Residual distribution (RD) schemes are multidimensional extensions of the upwind method for solving hyperbolic PDEs. These schemes are most often implemented on unstructured triangular (tetrahedral) grids in 2D (3D). For steady-state flows, these methods have been shown to produce accurate and efficient results for several hyperbolic systems including the compressible Euler equations of gas dynamics and the ideal MHD equations of plasma physics. In particular, RD schemes have the capability to accurately approximate shock waves and contact discontinuities. In the last few years, research has focused on developing high-order versions of these methods for fully time-dependent flows. In this work we present some preliminary results on a Taylor-Galerkin residual distribution scheme for time-dependent flows.
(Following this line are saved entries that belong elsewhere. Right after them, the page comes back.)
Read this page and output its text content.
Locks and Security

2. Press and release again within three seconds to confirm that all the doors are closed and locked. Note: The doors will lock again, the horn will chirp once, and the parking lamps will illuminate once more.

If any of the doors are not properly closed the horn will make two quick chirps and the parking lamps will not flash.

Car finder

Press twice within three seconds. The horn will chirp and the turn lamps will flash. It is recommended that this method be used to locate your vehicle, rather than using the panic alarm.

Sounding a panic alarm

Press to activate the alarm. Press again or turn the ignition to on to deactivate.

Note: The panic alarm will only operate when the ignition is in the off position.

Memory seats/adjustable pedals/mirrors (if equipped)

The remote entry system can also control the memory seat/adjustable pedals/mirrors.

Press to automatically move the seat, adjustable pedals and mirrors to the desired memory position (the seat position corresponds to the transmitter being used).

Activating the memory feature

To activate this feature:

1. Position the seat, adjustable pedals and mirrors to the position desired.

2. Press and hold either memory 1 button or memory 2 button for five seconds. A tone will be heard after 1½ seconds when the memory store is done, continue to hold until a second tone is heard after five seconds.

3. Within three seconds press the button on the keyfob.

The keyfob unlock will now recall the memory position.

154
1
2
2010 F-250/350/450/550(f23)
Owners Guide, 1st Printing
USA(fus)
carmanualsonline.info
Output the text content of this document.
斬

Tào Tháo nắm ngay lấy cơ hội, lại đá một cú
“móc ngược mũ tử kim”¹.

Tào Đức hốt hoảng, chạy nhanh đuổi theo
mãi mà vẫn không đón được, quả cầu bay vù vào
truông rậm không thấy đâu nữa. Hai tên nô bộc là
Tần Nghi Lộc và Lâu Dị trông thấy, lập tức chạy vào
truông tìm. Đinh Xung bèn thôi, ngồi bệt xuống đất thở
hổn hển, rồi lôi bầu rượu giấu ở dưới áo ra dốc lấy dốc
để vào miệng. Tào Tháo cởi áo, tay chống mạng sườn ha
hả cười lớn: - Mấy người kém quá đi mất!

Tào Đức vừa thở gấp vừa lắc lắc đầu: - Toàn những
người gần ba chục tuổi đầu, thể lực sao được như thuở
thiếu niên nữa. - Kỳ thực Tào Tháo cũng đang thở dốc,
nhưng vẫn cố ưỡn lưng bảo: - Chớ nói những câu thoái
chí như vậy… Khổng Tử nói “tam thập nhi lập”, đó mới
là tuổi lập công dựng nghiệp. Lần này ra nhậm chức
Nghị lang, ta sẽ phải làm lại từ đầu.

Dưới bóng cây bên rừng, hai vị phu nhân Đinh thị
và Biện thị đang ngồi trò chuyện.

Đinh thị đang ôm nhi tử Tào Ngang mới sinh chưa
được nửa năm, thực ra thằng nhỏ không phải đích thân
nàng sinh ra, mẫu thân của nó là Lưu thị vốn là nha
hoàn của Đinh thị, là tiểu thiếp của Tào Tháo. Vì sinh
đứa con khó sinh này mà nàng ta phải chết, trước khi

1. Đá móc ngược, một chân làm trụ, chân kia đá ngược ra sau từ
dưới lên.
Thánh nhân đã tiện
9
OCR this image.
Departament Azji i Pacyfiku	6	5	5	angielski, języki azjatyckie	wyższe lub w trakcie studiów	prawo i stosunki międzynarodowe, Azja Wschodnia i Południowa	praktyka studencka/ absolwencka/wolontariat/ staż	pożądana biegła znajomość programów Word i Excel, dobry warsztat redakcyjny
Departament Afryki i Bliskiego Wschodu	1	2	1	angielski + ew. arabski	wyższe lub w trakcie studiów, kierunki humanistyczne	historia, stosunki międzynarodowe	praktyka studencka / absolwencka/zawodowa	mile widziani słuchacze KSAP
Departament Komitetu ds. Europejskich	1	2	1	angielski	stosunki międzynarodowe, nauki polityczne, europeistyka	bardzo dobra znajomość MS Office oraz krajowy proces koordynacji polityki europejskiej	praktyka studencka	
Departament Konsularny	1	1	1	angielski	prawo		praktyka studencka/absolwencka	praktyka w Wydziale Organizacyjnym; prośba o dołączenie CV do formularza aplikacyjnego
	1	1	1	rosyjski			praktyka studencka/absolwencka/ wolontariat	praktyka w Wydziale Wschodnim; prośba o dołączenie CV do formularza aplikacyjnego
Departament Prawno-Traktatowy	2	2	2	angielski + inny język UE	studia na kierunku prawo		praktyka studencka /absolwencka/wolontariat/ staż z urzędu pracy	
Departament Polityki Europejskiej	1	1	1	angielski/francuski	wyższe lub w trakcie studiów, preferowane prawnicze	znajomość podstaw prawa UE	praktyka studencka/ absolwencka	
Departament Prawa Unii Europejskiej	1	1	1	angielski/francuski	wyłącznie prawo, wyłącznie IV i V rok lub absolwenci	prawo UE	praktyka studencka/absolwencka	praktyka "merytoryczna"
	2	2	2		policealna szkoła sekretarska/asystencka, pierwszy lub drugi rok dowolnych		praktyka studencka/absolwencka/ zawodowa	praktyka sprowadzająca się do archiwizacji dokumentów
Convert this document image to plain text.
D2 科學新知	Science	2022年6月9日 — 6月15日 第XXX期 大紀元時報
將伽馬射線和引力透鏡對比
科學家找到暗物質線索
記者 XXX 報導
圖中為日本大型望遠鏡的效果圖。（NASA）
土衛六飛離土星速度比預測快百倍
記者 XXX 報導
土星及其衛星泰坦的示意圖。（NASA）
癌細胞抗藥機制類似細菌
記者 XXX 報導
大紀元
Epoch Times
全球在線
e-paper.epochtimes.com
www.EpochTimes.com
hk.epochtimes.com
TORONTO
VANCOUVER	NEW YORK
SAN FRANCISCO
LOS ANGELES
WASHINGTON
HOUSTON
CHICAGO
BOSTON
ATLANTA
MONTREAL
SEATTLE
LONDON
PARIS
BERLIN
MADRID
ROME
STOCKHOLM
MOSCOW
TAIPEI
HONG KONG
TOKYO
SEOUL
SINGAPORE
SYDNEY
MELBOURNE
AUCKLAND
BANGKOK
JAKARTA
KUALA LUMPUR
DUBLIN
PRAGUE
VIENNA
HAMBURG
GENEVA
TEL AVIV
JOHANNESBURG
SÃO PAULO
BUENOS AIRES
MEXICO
The work we present on RD schemes is part of a larger effort to develop more accurate and efficient computational methods for simulating astrophysical flows. Examples of phenomena where such tools are required are the accretion of matter onto black holes and the dynamics of pulsar wind nebulae. Under the assumption that the space-time metric remains fixed on the time scales of fluid motion, these flows are governed by the equations of relativistic hydrodynamics. In this work, in addition to a discussion of our work on Taylor- Galerkin residual distribution schemes in general, we will present some numerical examples from astrophysical fluid dynamics.